I’m ashamed to say that I was only very peripherally aware of Cardiff outfit Godsticks (8), despite them having released several albums and almost ten years of existence. Their dark and muscular progressive rock is now most definitely on my radar and their excellent new release Faced With Rage is already a favourite this year. The band curtailed their set slightly due to the traffic issues but managed to show their quality with three new songs from Faced With Rage as well as some older favourites including the riff heavy skull pummelling of Exit Stage Right from 2015’s Emergence. The last night of the tour allowed the band to perform in a relaxed mode but they were also sharp as a razor, clearly brimming with confidence. Singer and guitarist Darran Charles impressed with his clear voice, sweet fret work and typical Cardiffian humour, whilst Gavin Bushell’s lead work was simply outstanding.

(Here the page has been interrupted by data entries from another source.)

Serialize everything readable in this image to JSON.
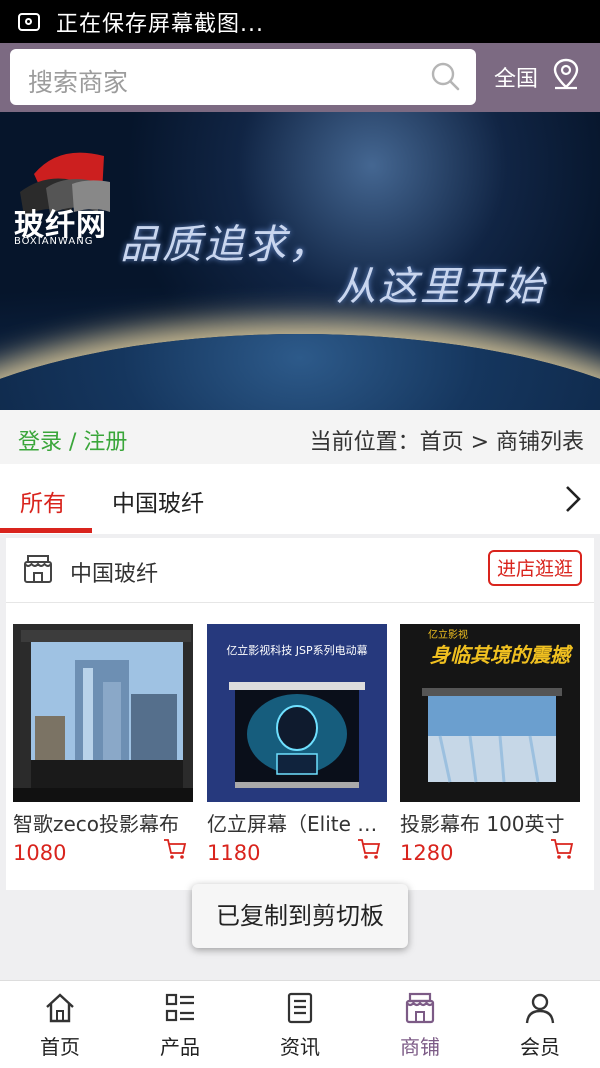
{
  "status_bar": {
    "text": "正在保存屏幕截图..."
  },
  "search": {
    "placeholder": "搜索商家",
    "region_label": "全国"
  },
  "banner": {
    "logo_cn": "玻纤网",
    "logo_en": "BOXIANWANG",
    "slogan_line1": "品质追求，",
    "slogan_line2": "从这里开始"
  },
  "crumb_bar": {
    "login_register": "登录 / 注册",
    "location": "当前位置：首页 > 商铺列表"
  },
  "tabs": [
    {
      "label": "所有",
      "active": true
    },
    {
      "label": "中国玻纤",
      "active": false
    }
  ],
  "shop": {
    "name": "中国玻纤",
    "enter_label": "进店逛逛",
    "products": [
      {
        "name": "智歌zeco投影幕布",
        "price": "1080",
        "image": "projector-screen-building"
      },
      {
        "name": "亿立屏幕（Elite Screens）",
        "price": "1180",
        "image": "projector-screen-tron"
      },
      {
        "name": "投影幕布 100英寸",
        "price": "1280",
        "image": "projector-screen-waterfall"
      }
    ],
    "product_image_texts": {
      "p2_title": "亿立影视科技  JSP系列电动幕",
      "p3_slogan": "身临其境的震撼",
      "p3_brand": "亿立影视"
    }
  },
  "toast": "已复制到剪切板",
  "bottom_nav": [
    {
      "label": "首页",
      "icon": "home-icon",
      "active": false
    },
    {
      "label": "产品",
      "icon": "grid-list-icon",
      "active": false
    },
    {
      "label": "资讯",
      "icon": "document-icon",
      "active": false
    },
    {
      "label": "商铺",
      "icon": "store-icon",
      "active": true
    },
    {
      "label": "会员",
      "icon": "user-icon",
      "active": false
    }
  ],
  "colors": {
    "header": "#7c6a82",
    "accent": "#d9241d",
    "login": "#3aa63a",
    "nav_active": "#7c5b86"
  }
}
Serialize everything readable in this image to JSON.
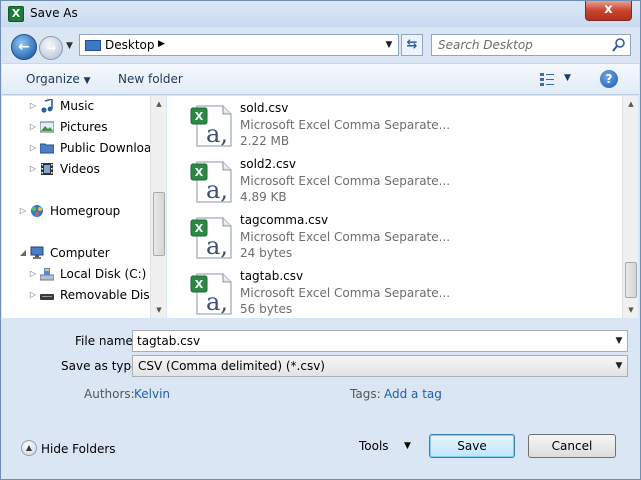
{
  "window": {
    "title": "Save As",
    "app_icon": "excel-icon",
    "close_label": "x"
  },
  "address": {
    "location": "Desktop",
    "search_placeholder": "Search Desktop"
  },
  "toolbar": {
    "organize_label": "Organize",
    "new_folder_label": "New folder"
  },
  "nav": {
    "items": [
      {
        "label": "Music",
        "icon": "music-icon",
        "expandable": true
      },
      {
        "label": "Pictures",
        "icon": "pictures-icon",
        "expandable": true
      },
      {
        "label": "Public Download",
        "icon": "folder-icon",
        "expandable": true
      },
      {
        "label": "Videos",
        "icon": "videos-icon",
        "expandable": true
      },
      {
        "label": "Homegroup",
        "icon": "homegroup-icon",
        "expandable": true
      },
      {
        "label": "Computer",
        "icon": "computer-icon",
        "expandable": true
      },
      {
        "label": "Local Disk (C:)",
        "icon": "drive-icon",
        "expandable": true
      },
      {
        "label": "Removable Disk (",
        "icon": "removable-drive-icon",
        "expandable": true
      }
    ]
  },
  "files": [
    {
      "name": "sold.csv",
      "type": "Microsoft Excel Comma Separate...",
      "size": "2.22 MB"
    },
    {
      "name": "sold2.csv",
      "type": "Microsoft Excel Comma Separate...",
      "size": "4.89 KB"
    },
    {
      "name": "tagcomma.csv",
      "type": "Microsoft Excel Comma Separate...",
      "size": "24 bytes"
    },
    {
      "name": "tagtab.csv",
      "type": "Microsoft Excel Comma Separate...",
      "size": "56 bytes"
    }
  ],
  "form": {
    "file_name_label": "File name:",
    "file_name_value": "tagtab.csv",
    "save_type_label": "Save as type:",
    "save_type_value": "CSV (Comma delimited) (*.csv)",
    "authors_label": "Authors:",
    "authors_value": "Kelvin",
    "tags_label": "Tags:",
    "tags_value": "Add a tag"
  },
  "footer": {
    "hide_folders_label": "Hide Folders",
    "tools_label": "Tools",
    "save_label": "Save",
    "cancel_label": "Cancel"
  }
}
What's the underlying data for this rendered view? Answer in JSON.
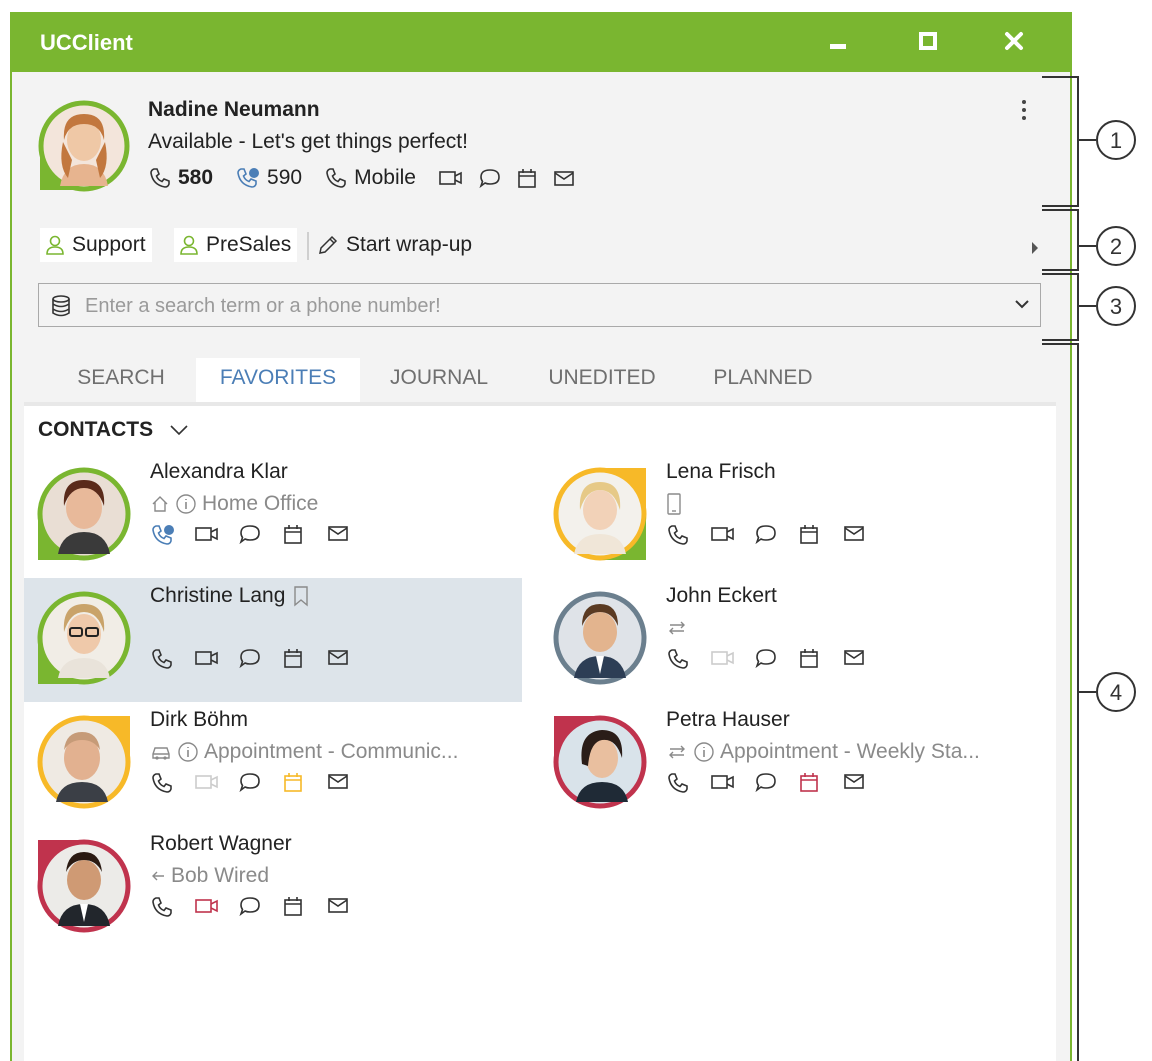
{
  "window": {
    "title": "UCClient",
    "accent": "#7ab630"
  },
  "profile": {
    "name": "Nadine Neumann",
    "status": "Available - Let's get things perfect!",
    "line1": "580",
    "line2": "590",
    "mobile": "Mobile",
    "ring_color": "#7ab630"
  },
  "groups": [
    {
      "label": "Support"
    },
    {
      "label": "PreSales"
    }
  ],
  "wrapup": {
    "label": "Start wrap-up"
  },
  "search": {
    "placeholder": "Enter a search term or a phone number!",
    "value": ""
  },
  "tabs": [
    {
      "label": "SEARCH",
      "active": false
    },
    {
      "label": "FAVORITES",
      "active": true
    },
    {
      "label": "JOURNAL",
      "active": false
    },
    {
      "label": "UNEDITED",
      "active": false
    },
    {
      "label": "PLANNED",
      "active": false
    }
  ],
  "category": {
    "label": "CONTACTS"
  },
  "contacts": [
    {
      "name": "Alexandra Klar",
      "status": "Home Office",
      "status_icon": "home-icon",
      "presence": "available",
      "ring": "#7ab630"
    },
    {
      "name": "Lena Frisch",
      "status": "",
      "status_icon": "mobile-icon",
      "presence": "away",
      "ring": "#f7b928"
    },
    {
      "name": "Christine Lang",
      "status": "",
      "status_icon": "",
      "presence": "available",
      "ring": "#7ab630",
      "selected": true,
      "bookmark": true
    },
    {
      "name": "John Eckert",
      "status": "",
      "status_icon": "offline-icon",
      "presence": "offline",
      "ring": "#6b7f8e"
    },
    {
      "name": "Dirk Böhm",
      "status": "Appointment - Communic...",
      "status_icon": "car-icon",
      "presence": "away",
      "ring": "#f7b928"
    },
    {
      "name": "Petra Hauser",
      "status": "Appointment - Weekly Sta...",
      "status_icon": "offline-icon",
      "presence": "busy",
      "ring": "#c0334d"
    },
    {
      "name": "Robert Wagner",
      "status": "Bob Wired",
      "status_icon": "forward-arrow-icon",
      "presence": "busy",
      "ring": "#c0334d"
    }
  ],
  "callouts": [
    "1",
    "2",
    "3",
    "4"
  ]
}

With Charles swapping frontman duties for lead guitar, it was time for Somerset’s Bruce Soord and The Pineapple Thief (9). With the drum stool occupied by Porcupine Tree (amongst many other) drummer Gavin Harrison, there was no concern about the quality of the underlying beat, and this was anchored fabulously by long-standing bassist Jon Sykes. Steve Kitch’s unassuming synths and keyboards (not to mention two iMacs!) added depth and texture. Unsurprisingly the set list focused heavily on material from last year’s excellent Your Wilderness record, with every track being played. A smattering of tracks from the band’s extensive back catalogue ensured that old school fans were well catered for, but in all honesty, such is the quality with this outfit and Soord’s song-writing that it doesn’t really matter what they played.
At times, the band rocked out with the best of them, whilst the softer tracks such as In Exile and The Final Thing On My Mind just highlighted what great musicians the band are. Soord is an engaging frontman, quiet, unassuming but with a lovely dry wit. Content to let Charles take lead duties for most of the evening, at times he just had to let rip with the odd blistering solo. This was an evening to sit back and let the music do the talking, the quality and strength of the compositions enveloping the audience in a relatively full venue. Over 20 years in the business, The Pineapple Thief and Soord remain one of those great hidden treasures. Will they ever gain wider recognition? Highly unlikely but in some respects, that’s a plus for those of us who love music in smaller venues. A superb evening from two stunningly excellent bands.